Warum Sie NotebookLM nicht für Finanzdaten verwenden sollten

Google positioniert NotebookLM als KI-gestützten Recherche- und Lernassistent. Das Werkzeug eignet sich gut, um längere Texte zusammenzufassen, Zusammenhänge in Dokumenten zu erkennen oder Fragen zu hochgeladenen Quellen zu beantworten. Für den Umgang mit Finanzdaten ist NotebookLM jedoch ungeeignet – und kann sogar problematisch sein.

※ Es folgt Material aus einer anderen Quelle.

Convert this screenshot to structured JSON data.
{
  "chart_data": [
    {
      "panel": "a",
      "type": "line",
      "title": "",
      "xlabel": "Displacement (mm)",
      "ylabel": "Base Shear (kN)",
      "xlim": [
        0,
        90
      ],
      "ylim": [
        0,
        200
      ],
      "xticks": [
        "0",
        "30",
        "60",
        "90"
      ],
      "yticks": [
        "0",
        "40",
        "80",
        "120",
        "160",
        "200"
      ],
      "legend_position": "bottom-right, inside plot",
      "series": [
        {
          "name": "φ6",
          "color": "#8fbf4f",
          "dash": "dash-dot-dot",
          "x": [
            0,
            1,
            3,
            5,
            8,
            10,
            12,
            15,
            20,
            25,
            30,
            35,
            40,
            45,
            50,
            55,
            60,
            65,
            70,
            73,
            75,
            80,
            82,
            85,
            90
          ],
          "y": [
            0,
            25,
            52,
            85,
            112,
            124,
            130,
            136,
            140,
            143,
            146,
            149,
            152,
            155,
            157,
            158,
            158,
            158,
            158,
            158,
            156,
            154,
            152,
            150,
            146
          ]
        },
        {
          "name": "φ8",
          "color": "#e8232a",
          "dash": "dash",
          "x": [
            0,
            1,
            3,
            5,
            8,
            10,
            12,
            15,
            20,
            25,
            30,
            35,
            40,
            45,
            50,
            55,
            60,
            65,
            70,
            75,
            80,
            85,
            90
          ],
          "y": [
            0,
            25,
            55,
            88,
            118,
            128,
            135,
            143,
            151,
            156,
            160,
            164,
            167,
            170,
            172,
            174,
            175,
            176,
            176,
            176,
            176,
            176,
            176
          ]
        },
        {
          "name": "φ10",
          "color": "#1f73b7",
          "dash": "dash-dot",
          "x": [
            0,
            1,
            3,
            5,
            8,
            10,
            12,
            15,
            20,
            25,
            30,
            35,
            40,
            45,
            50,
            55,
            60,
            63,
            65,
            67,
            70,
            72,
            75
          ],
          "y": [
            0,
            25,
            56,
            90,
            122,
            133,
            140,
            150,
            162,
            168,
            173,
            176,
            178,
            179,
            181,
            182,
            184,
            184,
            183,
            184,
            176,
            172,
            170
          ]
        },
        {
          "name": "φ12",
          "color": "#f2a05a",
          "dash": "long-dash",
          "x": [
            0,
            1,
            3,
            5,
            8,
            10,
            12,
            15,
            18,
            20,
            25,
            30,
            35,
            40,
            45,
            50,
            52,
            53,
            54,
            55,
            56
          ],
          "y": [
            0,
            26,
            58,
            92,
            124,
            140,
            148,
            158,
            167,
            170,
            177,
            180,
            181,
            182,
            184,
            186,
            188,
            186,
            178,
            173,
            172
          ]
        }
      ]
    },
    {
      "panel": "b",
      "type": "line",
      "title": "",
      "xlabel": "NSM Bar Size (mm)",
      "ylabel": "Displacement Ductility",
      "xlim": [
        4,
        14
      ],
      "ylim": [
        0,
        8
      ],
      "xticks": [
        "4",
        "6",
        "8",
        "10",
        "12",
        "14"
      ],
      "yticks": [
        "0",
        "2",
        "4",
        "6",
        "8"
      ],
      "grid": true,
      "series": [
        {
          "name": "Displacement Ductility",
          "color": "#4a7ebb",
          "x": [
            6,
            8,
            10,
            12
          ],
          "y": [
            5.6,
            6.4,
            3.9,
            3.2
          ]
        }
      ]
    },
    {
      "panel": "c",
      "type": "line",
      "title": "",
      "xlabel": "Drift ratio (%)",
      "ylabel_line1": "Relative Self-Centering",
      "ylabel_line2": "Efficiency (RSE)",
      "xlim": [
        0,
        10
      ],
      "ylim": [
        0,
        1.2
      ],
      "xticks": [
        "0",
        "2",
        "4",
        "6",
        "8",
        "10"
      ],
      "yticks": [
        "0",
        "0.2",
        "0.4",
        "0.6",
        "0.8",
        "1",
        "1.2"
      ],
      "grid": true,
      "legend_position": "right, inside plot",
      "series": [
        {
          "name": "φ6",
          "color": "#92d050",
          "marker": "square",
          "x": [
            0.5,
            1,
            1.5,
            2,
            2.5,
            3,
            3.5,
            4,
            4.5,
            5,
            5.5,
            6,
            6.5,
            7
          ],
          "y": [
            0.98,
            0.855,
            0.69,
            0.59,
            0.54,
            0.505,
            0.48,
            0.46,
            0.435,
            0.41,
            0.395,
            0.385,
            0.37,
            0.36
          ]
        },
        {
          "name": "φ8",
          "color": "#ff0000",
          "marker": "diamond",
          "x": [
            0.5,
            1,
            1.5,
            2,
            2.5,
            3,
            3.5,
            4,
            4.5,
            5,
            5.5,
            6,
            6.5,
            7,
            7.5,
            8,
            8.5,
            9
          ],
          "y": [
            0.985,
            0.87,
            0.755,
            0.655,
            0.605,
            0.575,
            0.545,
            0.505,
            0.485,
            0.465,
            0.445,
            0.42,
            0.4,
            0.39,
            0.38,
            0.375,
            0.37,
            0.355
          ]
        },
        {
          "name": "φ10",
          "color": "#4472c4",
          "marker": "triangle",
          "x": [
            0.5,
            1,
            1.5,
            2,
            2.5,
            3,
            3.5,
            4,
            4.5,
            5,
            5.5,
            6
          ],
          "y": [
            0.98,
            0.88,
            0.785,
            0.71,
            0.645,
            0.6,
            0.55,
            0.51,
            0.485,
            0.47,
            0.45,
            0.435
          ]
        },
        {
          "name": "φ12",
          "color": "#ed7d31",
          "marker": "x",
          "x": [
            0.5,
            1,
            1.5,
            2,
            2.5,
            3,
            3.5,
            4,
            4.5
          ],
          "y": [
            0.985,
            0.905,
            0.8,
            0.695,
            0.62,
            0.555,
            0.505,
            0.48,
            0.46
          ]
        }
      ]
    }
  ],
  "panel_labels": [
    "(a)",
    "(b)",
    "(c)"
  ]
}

Ein zentraler Punkt ist der Datenschutz. Finanzunterlagen wie Kontoauszüge, Steuerbescheide oder Vertragsdaten enthalten hochsensible Informationen. Werden diese in ein Cloud-basiertes KI-System hochgeladen, verlieren Nutzer die volle Kontrolle darüber, wo und wie diese Daten verarbeitet werden. Auch wenn Anbieter Sicherheitsmaßnahmen zusichern, bleibt ein Restrisiko, das bei Finanzdaten besonders schwer wiegt.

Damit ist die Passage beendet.